La partie supérieure gauche permet de régler, de manière matricielle, les différents paramètres de chaque percussion, effet ou séquence. On sélectionne la ligne à éditer, puis on tourne l’un des quatre encodeurs lisses du haut. La valeur éditée est immédiatement reflétée sur le petit écran à 3 diodes 7 segments. La partie supérieure droite intègre l’encodeur cranté de données (un net progrès par rapport au UNO Synth qui en était dépourvu), le potentiomètre de tempo (couplé à une touche Tap tempo) et le potentiomètre de volume global. Ils surplombent les touches de sélection du mode d’édition (son, kit, motif, morceau), de longueur (nombre de pas du motif / morceau), de sélection pour édition (ponctuelle ou globale), d’activation des parties instrumentales et de transport du séquenceur (deux touches lecture/arrêt et enregistrement), sans oublier la touche Alt (sélection des fonctions système). Tous en bas du panneau, on trouve une rangée de 16 touches permettant d’activer / couper des pas de séquences, flanquées de leur diode ambre, passant au vert lorsqu’on ajoute des automations (cf. ci-après). Tous les paramètres sonores et système sont directement accessibles en façade, aucun logiciel externe n’est nécessaire pour éditer quoi que ce soit, excellente nouvelle !
Connectique minimaliste
À l’arrière, la connectique est identique à celle du UNO Synth, c’est-à-dire très minimaliste, que ce soit par le nombre ou le type de connecteurs : sortie audio double mono faisant aussi office de prise casque (mini-jack 3,5 mm), entrée audio double mono pour envoyer des signaux externes vers le compresseur global (mini-jack 3,5 mm), entrée / sortie MIDI (commutable en Thru) sur mini-jack stéréo 2,5 mm (type de mini-connecteur désormais préconisé par la MMA), prise micro USB (données MIDI et alimentation électrique) et interrupteur secteur à trois positions (arrêt, alimentation par piles, alimentation par USB).

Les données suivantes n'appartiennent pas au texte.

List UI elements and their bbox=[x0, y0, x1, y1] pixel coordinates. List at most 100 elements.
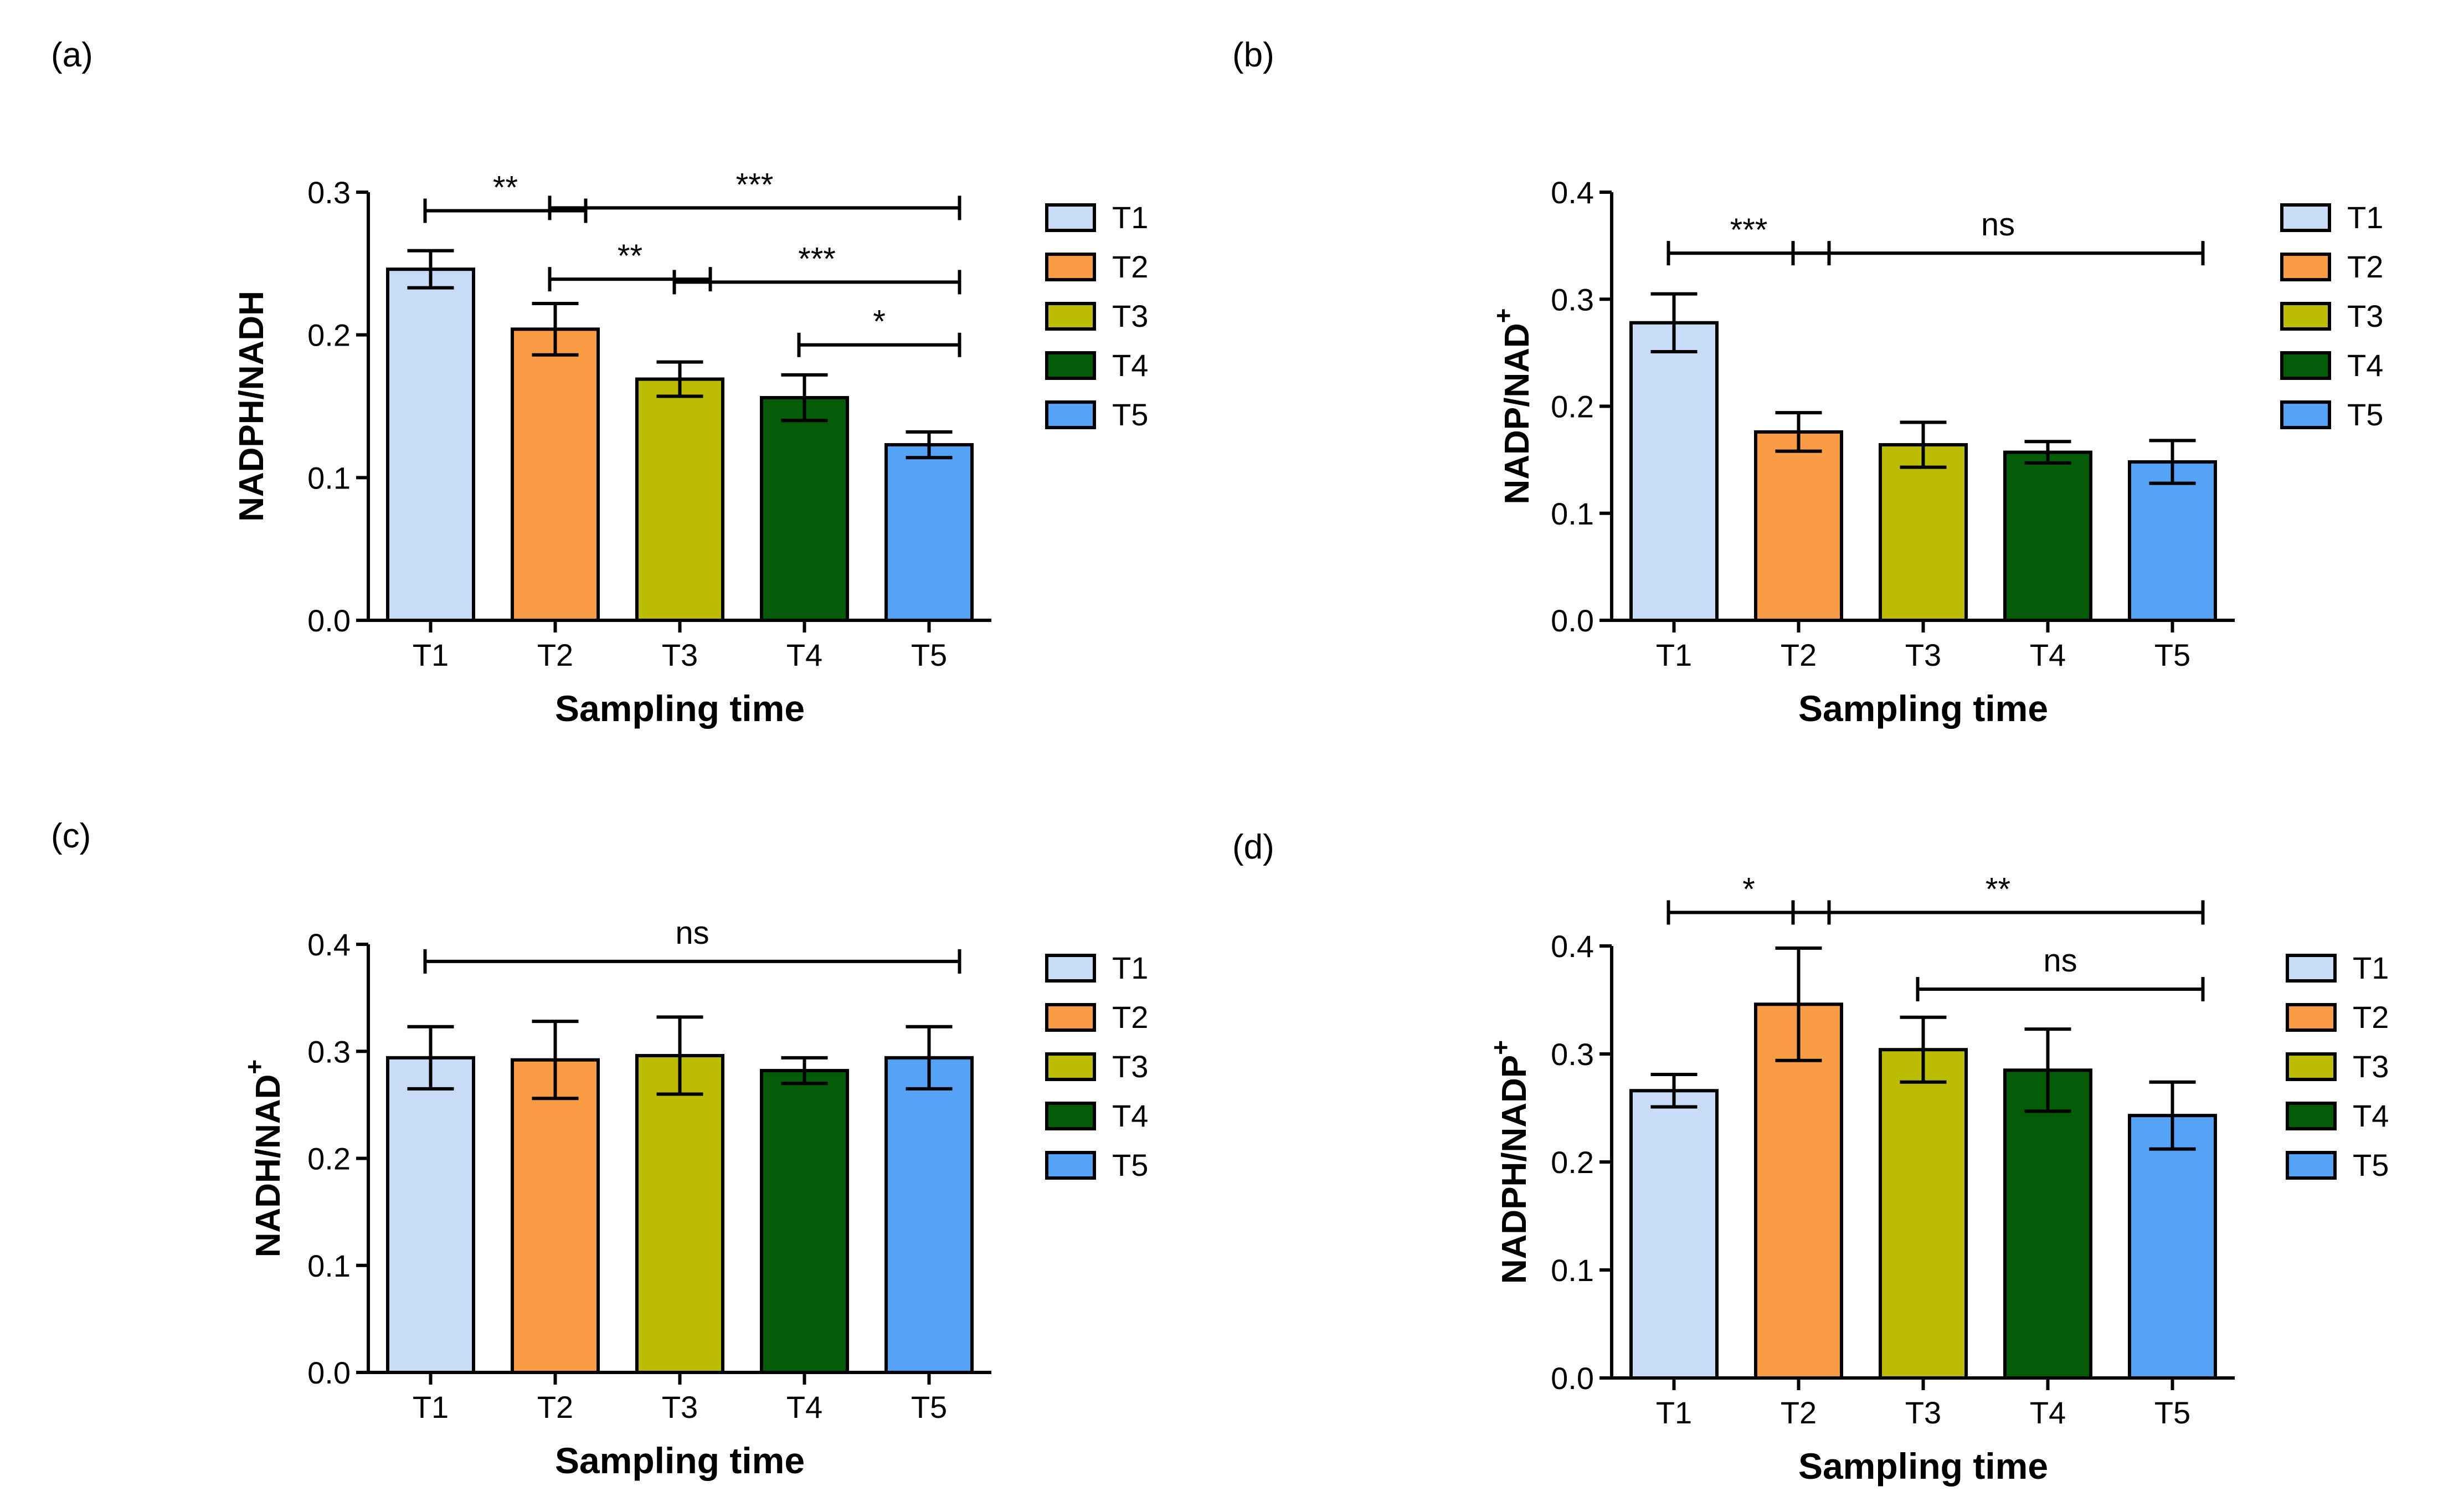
y-tick-label: 0.4 bbox=[1551, 929, 1594, 964]
significance-label: ** bbox=[618, 238, 642, 274]
y-tick-label: 0.3 bbox=[307, 175, 351, 210]
error-bar-t1 bbox=[407, 1025, 454, 1091]
x-tick-label: T4 bbox=[786, 1390, 822, 1424]
legend-swatch-t5 bbox=[2280, 400, 2331, 429]
y-tick-label: 0.2 bbox=[307, 318, 351, 353]
y-tick-label: 0.4 bbox=[307, 927, 351, 962]
bar-t5 bbox=[2128, 460, 2217, 622]
significance-bracket bbox=[548, 267, 712, 292]
panel-label: (b) bbox=[1232, 36, 1274, 74]
x-tick-label: T3 bbox=[1905, 1395, 1941, 1430]
x-axis-title: Sampling time bbox=[555, 688, 805, 729]
y-tick-label: 0.1 bbox=[307, 1248, 351, 1283]
error-bar-t2 bbox=[532, 301, 579, 357]
significance-bracket bbox=[1791, 241, 2205, 266]
bar-t5 bbox=[884, 1056, 974, 1374]
y-tick-label: 0.1 bbox=[307, 460, 351, 495]
error-bar-t4 bbox=[2024, 1027, 2071, 1113]
chart-panel-a: (a) 0.0 0.1 0.2 0.3 T1 T2 T3 T4 T5 Sampling time NA… bbox=[51, 36, 1148, 729]
x-axis-title: Sampling time bbox=[555, 1440, 805, 1481]
y-tick-label: 0.0 bbox=[307, 603, 351, 638]
error-bar-t2 bbox=[532, 1020, 579, 1100]
legend-swatch-t2 bbox=[2280, 253, 2331, 281]
error-bar-t2 bbox=[1775, 946, 1822, 1062]
x-tick-label: T3 bbox=[1905, 637, 1941, 672]
bar-t4 bbox=[2003, 450, 2092, 622]
significance-label: ** bbox=[1986, 872, 2010, 908]
legend-label-t1: T1 bbox=[2353, 950, 2389, 985]
significance-label: ns bbox=[1981, 207, 2015, 243]
x-tick-label: T1 bbox=[413, 637, 449, 672]
bar-t5 bbox=[2128, 1114, 2217, 1380]
y-axis-title: NADPH/NADH bbox=[233, 291, 271, 522]
legend-label-t5: T5 bbox=[2347, 397, 2383, 432]
significance-bracket bbox=[423, 198, 588, 223]
x-tick-label: T5 bbox=[911, 637, 947, 672]
x-tick-label: T5 bbox=[2154, 637, 2190, 672]
x-tick-label: T5 bbox=[911, 1390, 947, 1424]
legend-label-t2: T2 bbox=[1112, 249, 1148, 284]
significance-bracket bbox=[1916, 977, 2205, 1001]
significance-bracket bbox=[423, 949, 961, 974]
y-axis-title-superscript: + bbox=[1489, 308, 1518, 323]
legend-swatch-t1 bbox=[2280, 203, 2331, 232]
bar-t3 bbox=[1879, 443, 1968, 622]
significance-bracket bbox=[1791, 900, 2205, 925]
x-tick-label: T1 bbox=[413, 1390, 449, 1424]
significance-label: ns bbox=[675, 915, 709, 951]
error-bar-t5 bbox=[2149, 1080, 2196, 1151]
x-tick-label: T3 bbox=[662, 1390, 698, 1424]
bar-t1 bbox=[1629, 321, 1719, 622]
legend-swatch-t4 bbox=[1045, 351, 1096, 380]
error-bar-t3 bbox=[656, 360, 703, 398]
y-tick-label: 0.2 bbox=[1551, 1145, 1594, 1180]
legend-label-t4: T4 bbox=[1112, 348, 1148, 383]
legend-swatch-t3 bbox=[2286, 1052, 2337, 1081]
panel-label: (d) bbox=[1232, 828, 1274, 866]
error-bar-t4 bbox=[781, 1056, 828, 1086]
x-tick-label: T2 bbox=[1781, 637, 1817, 672]
chart-panel-d: (d) 0.0 0.1 0.2 0.3 0.4 T1 T2 T3 T4 T5 Sampling tim… bbox=[1232, 828, 2389, 1487]
legend-swatch-t4 bbox=[1045, 1102, 1096, 1130]
error-bar-t1 bbox=[407, 249, 454, 290]
error-bar-t3 bbox=[1900, 1015, 1947, 1084]
x-tick-label: T3 bbox=[662, 637, 698, 672]
y-tick-label: 0.3 bbox=[1551, 282, 1594, 317]
significance-label: * bbox=[873, 304, 886, 340]
error-bar-t4 bbox=[781, 373, 828, 423]
legend-label-t5: T5 bbox=[2353, 1148, 2389, 1182]
bar-t5 bbox=[884, 443, 974, 622]
significance-label: *** bbox=[1730, 212, 1768, 248]
significance-bracket bbox=[548, 196, 961, 220]
x-tick-label: T4 bbox=[2030, 637, 2066, 672]
y-tick-label: 0.2 bbox=[1551, 389, 1594, 424]
x-tick-label: T2 bbox=[1781, 1395, 1817, 1430]
significance-label: *** bbox=[798, 241, 836, 277]
bar-t2 bbox=[1754, 430, 1843, 622]
bar-t3 bbox=[635, 377, 724, 622]
x-axis-title: Sampling time bbox=[1798, 1446, 2048, 1487]
y-axis-title-main: NADPH/NADH bbox=[233, 291, 271, 522]
legend-swatch-t1 bbox=[1045, 203, 1096, 232]
y-tick-label: 0.1 bbox=[1551, 1253, 1594, 1288]
y-axis-title: NADP/NAD+ bbox=[1489, 308, 1536, 504]
x-tick-label: T4 bbox=[786, 637, 822, 672]
error-bar-t5 bbox=[906, 1025, 953, 1091]
error-bar-t5 bbox=[906, 430, 953, 460]
legend-label-t1: T1 bbox=[1112, 950, 1148, 985]
y-axis-title: NADPH/NADP+ bbox=[1486, 1040, 1534, 1284]
y-tick-label: 0.0 bbox=[1551, 603, 1594, 638]
chart-panel-c: (c) 0.0 0.1 0.2 0.3 0.4 T1 T2 T3 T4 T5 Sampling tim… bbox=[51, 817, 1148, 1481]
legend-label-t4: T4 bbox=[1112, 1098, 1148, 1133]
legend-swatch-t5 bbox=[1045, 1151, 1096, 1180]
error-bar-t2 bbox=[1775, 411, 1822, 453]
bar-t4 bbox=[760, 396, 849, 622]
legend-label-t3: T3 bbox=[2347, 299, 2383, 333]
legend-label-t3: T3 bbox=[1112, 299, 1148, 333]
legend-label-t3: T3 bbox=[1112, 1049, 1148, 1084]
legend-swatch-t4 bbox=[2280, 351, 2331, 380]
legend-swatch-t3 bbox=[1045, 302, 1096, 331]
x-tick-label: T1 bbox=[1656, 1395, 1692, 1430]
bar-t1 bbox=[386, 1056, 475, 1374]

Le carton d’emballage contient également deux cordons adaptateurs mini-jack / DIN femelle MIDI, un cordon micro-USB vers USB et quatre piles alcalines AA. L’autonomie annoncée est de 1,5 à 2,5 heures suivant le type de pile utilisé (alcaline ou Ni-MH). Si on alimente le module avec un PC branché au secteur, il peut être utile d’ajouter une perle de ferrite (le fameux cylindre isolant) autour du cordon USB pour réduire les bruits de fond : alimenté par l’une des 6 prises USB de notre vénérable PC en rack (qui visiblement crée une boucle de masse polluant l’USB), c’était inutilisable, alors qu’avec notre PC portable sur batterie, aucune perturbation particulière. L’autre solution est d’alimenter le module avec un bloc secteur USB 5 V (non fourni) ou une Power Bank. Bref, tout cela reste bien cheap, bienvenue dans un monde miniature.
Cent pour cent
Le UNO Drum est une BAR offrant 12 instruments de percussion pour une polyphonie de 11 voix (les hi-hats sont exclusifs). À l’allumage, la machine ne prend que quelques secondes pour se préparer. Les instruments sont stockés au sein de 100 kits avec leurs réglages, qui peuvent être joués par 100 motifs, eux-mêmes chainables dans un (seul) morceau.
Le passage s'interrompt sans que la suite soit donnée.